Design Services

Flexible printed circuit boards (PCBs)

Flexible printed circuit boards (PCBs) aren’t much different than rigid boards during the design phase, except that the designer must account for the mechanical complexity associated with flex circuits. As with conventional PCBs, you can mount components on both sides of the rigid board. Because of the integration between rigid and flex circuits, a rigid-flex design does not use connectors or connecting cables between the sections. Instead, the flex circuits electrically connect the system.

Over the past close to four decades, Ambimat’s engineers’ team have had numerous occasions to be proud of their design prowess. One of the distinct accomplishments was designing, developing, and bringing up flexible electronics PCBs.

We want to take this opportunity to showcase our capabilities with some of the recent projects that were successfully completed in the past 3-5 years.

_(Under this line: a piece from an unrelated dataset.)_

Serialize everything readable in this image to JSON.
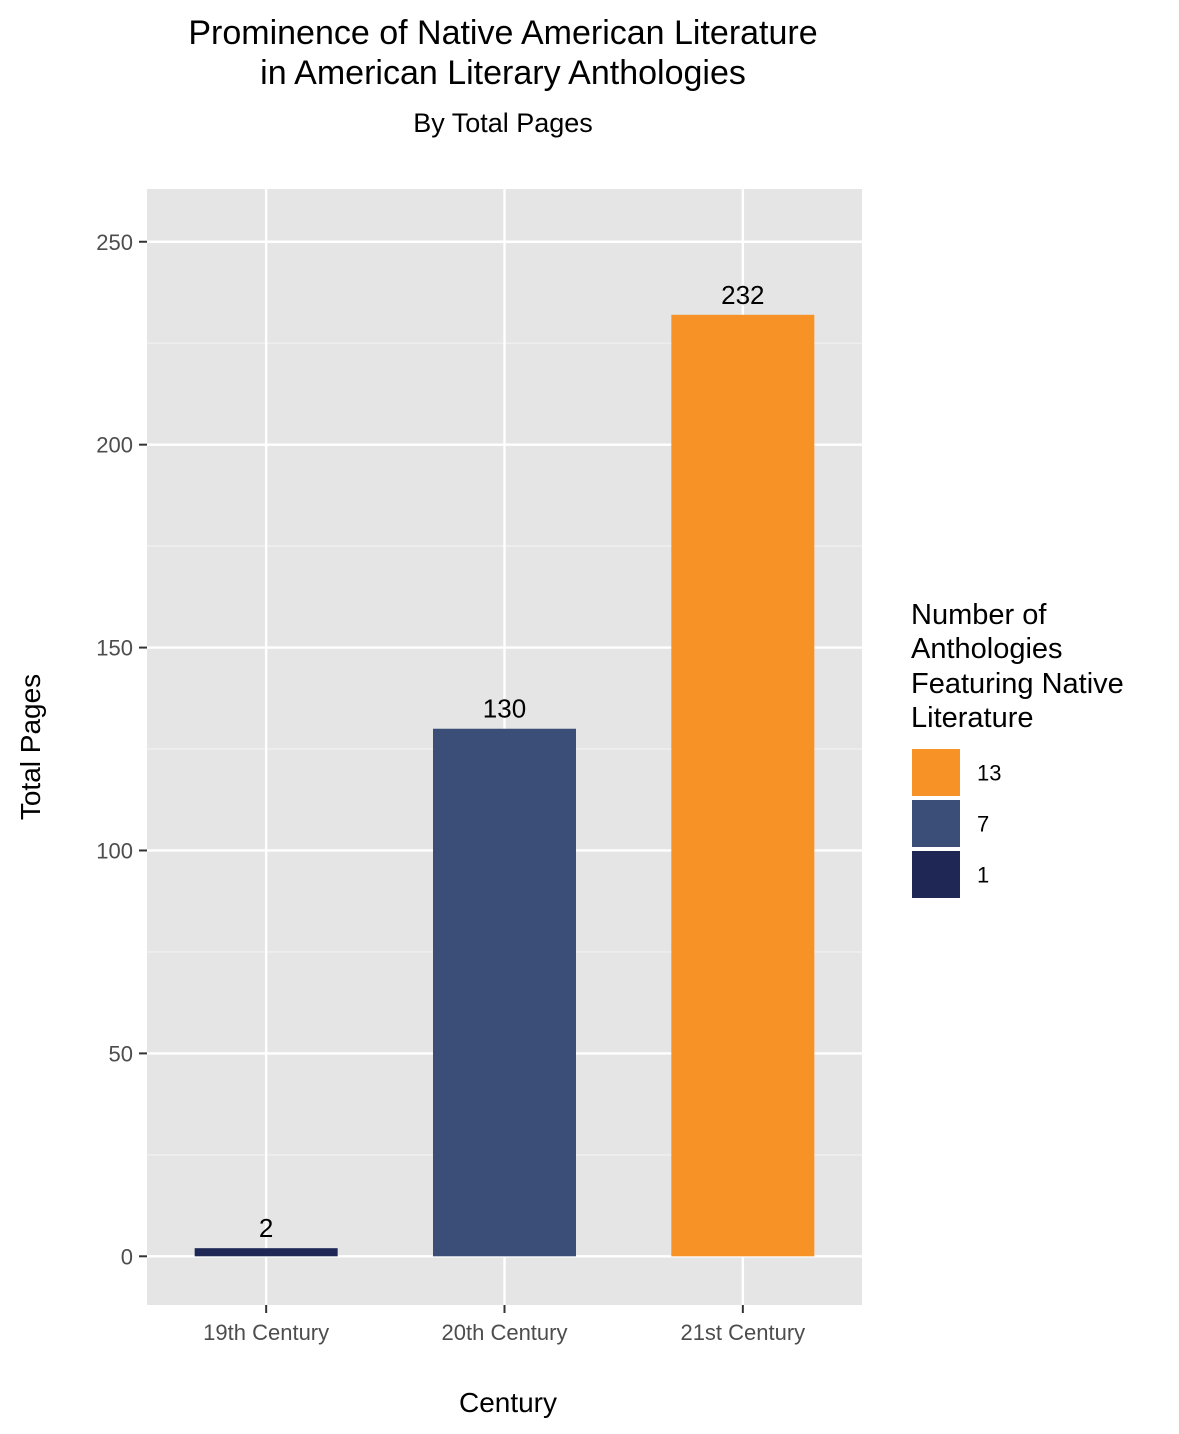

Some of our accomplishments with Flexible PCB designs:

Smart Watch:

The product is a smart wrist band that can measure steps, calories used, heart rate, etc. We designed a Flexi-Rigid PCB design with a four-layer Rigid PCB connecting to a two-layer Flexible PCB. The entire PCB was able to house two microcontrollers, a couple of sensors, a Wireless Technology, a battery charging circuit, and a battery all inside the enclosure of a size of ~ 45mm X 12mm X 17mm.

The design was able to pass stringent RF testing norms such as the FCC Part 15 Subpart B and C.

Smart Label:

Smart Label enables businesses to monitor the food items’ temperature, which is perhaps the most critical parameter in cold chain logistics. Sensors are used on transportation modes such as trucks, rail cargo, or air cargo to monitor the food items’ temperature. We designed a temperature data logger 0.2mm thick flexible PCB with an NFC antenna etched in Copper on it. The NFC antenna was compliant with the ISO14443 NFC tag specifications that can send 100KBs of data from the onboard sensor to a mobile device in under a few seconds. The design also included a flexible battery.

The design can survive at a temperature of -20C for a prolonged period and cannot just function and record sensor values but also retransmit them to a mobile device simultaneously with just the tap of a phone.

The design was compact and accomplished within 35mm X 50mm dimensions.

Tone Card Inlay:

Perhaps one of the most intricate designs of recent times was to design a battery-powered flexible PCB that could send out an encrypted data packet over the audible frequency range using a paper-thin speaker.

Ambimat did the entire development in under eight weeks, including implementing the required filters and circuit, all on an 85mm X 56mm X 1mm flexible PCB using a Cortex M4F based processor.